First off, as commented, work with the data type uuid for valid UUID values not varchar(32). Cheaper, safer, cleaner. See:
The answer to the main question depends on the complete picture. You provided some good information, much more is relevant:
- Do these UUID naturally belong to the main table? Are they attributes of the entity described in the table?
- How wide is the row?
- How much concurrent write activity? Typical read and write patterns?
- How fast / limited / costly is your storage and your RAM?
- Ultimately, the sum total of all activity and the outlook how it might develop over time is relevant.
That's why a definitive answer is hard. There are arguments to be made for either design:
- Add 3 columns to the main table.
- Add a separate 1:1 table with 3 UUIDs per row.
- Add a separate 1:n table with 1 UUIDs per row.
Assuming:
- There are always exactly 3 UUID values (as indicated by your
NOT NULL constraints).
- The main row is relatively wide.
- There are lots of updates (you mentioned 20k/day) to the main row and/or the added UUIDs, but hardly ever updates involving both at the same time.

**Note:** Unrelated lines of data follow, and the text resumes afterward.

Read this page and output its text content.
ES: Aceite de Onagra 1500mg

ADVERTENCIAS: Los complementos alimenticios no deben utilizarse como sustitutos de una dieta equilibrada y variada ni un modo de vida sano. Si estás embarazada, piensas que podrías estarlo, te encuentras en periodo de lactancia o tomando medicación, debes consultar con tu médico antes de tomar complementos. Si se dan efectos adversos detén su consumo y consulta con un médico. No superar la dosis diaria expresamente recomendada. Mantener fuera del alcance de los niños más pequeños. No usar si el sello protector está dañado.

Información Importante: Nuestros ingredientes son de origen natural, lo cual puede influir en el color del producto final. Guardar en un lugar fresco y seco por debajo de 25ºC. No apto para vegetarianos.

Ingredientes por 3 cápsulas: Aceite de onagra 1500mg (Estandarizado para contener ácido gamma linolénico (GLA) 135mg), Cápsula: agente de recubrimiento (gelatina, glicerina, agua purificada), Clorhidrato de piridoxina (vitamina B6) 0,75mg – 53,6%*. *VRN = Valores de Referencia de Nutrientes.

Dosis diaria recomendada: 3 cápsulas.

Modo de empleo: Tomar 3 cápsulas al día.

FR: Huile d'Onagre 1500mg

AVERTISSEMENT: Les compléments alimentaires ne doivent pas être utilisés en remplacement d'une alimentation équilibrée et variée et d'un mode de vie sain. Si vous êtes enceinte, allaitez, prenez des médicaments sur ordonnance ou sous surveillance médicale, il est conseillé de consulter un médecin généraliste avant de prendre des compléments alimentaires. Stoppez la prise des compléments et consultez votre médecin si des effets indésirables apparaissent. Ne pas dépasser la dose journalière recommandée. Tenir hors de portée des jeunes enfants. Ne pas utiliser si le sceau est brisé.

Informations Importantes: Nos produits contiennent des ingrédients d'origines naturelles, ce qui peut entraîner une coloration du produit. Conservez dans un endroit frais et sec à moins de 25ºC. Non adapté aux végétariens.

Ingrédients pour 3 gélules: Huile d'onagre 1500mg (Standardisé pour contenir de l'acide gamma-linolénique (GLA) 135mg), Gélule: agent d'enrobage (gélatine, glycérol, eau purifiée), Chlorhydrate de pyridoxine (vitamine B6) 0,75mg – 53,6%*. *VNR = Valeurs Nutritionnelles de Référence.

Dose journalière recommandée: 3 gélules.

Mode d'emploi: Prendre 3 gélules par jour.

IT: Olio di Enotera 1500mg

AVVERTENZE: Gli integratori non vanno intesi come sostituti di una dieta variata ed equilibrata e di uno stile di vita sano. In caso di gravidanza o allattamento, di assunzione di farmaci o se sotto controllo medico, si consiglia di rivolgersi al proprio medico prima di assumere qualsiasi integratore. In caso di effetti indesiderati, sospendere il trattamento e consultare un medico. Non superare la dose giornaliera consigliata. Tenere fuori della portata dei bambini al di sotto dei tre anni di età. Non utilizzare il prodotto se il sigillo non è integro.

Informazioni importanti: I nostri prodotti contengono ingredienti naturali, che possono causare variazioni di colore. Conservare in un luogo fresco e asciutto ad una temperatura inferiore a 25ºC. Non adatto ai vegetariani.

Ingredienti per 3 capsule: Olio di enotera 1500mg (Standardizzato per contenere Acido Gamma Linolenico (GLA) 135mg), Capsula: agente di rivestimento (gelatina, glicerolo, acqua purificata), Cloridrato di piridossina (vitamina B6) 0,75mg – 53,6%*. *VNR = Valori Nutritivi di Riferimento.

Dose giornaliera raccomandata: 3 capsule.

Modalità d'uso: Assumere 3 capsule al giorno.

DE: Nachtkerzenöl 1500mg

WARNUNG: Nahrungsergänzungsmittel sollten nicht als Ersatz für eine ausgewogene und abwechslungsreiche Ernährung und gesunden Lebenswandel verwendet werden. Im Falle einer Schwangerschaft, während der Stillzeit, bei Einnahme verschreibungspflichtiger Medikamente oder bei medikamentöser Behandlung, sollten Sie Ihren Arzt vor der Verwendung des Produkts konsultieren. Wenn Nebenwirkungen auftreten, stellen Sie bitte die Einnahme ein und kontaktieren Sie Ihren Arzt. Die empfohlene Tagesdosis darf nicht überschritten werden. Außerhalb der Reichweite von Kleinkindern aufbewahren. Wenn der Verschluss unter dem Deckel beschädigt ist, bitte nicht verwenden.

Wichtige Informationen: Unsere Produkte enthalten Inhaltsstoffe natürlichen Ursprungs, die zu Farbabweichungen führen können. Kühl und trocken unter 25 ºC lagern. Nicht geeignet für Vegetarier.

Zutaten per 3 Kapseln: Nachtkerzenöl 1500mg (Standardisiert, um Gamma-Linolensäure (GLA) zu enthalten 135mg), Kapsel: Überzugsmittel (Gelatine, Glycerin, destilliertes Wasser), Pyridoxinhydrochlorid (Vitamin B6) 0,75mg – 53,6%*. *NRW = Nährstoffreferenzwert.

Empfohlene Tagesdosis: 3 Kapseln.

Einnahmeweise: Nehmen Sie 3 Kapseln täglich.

- You always query one of the three UUID values and know exactly which column to look in. Never in all three of them at once.
- Postgres 11 or later (needed for
INCLUDE clause).
Then I would go with option 2:
CREATE TABLE table1_uuids (
id bigint PRIMARY KEY REFERENCES table1
, token1 uuid NOT NULL
, token2 uuid NOT NULL
, token3 uuid NOT NULL
, CONSTRAINT token1_uni UNIQUE (token1) INCLUDE (id)
, CONSTRAINT token2_uni UNIQUE (token2) INCLUDE (id)
, CONSTRAINT token3_uni UNIQUE (token3) INCLUDE (id)
);
Your example lookup would look like this:
SELECT *
FROM table1
WHERE id = (SELECT id FROM table1_uuids token1 = 'xyz');
Basically, the subquery resolves a given token UUID to the PK id, using one of the three indexes that are created internally to implement the UNIQUE constraints. THE INCLUDE clauses allow index-only scans.
Or like this:
SELECT t.*
FROM table1_uuids tu
JOIN table1 t USING (id)
WHERE tu.token1 = 'xyz';
Rationale
The split adds 28 bytes of overhead per row, and the size of the PK index, and some complications and costs for queries that have to join both tables or insert / update in two tables instead of just one. But it avoids table and index bloat. Makes updates faster. Less locking contention with updates on just UUIDs or just the main table. And it speeds up queries on the main table a little, that don't need the additional UUIDs (I expect, most queries don't.)
Since Postgres 11 we can conveniently add id to each UNIQUE constraint with the INCLUDE clause. This allows for very fast index-only scans, without having to add another, redundant index. Related:
One of the reasons I did not go for option 3: there is a UNIQUE constraint on each of the three UUIDs. If you put all of them in a single column, you can't make it UNIQUE. It would have to be a multicolumn constraint including a "token_type" or something. More expensive, less elegant.
The width of the main row and the frequency of updates for the main rows and each UUID column have key importance. Every update has to write a new row version in Postgres' MVCC model (TOASTed values may be excluded). Plus, except for HOT updates, a new index entry in every attached index. See:
This cost scales up with the width of the main row. If that happens a lot and/or rows are wide, your tables and indexes bloat and/or you get a lot of additional work for VACUUM. All bad for performance.
With no updates on UUID columns, option 1 would look a lot better, with a lot more updates, option 3 would.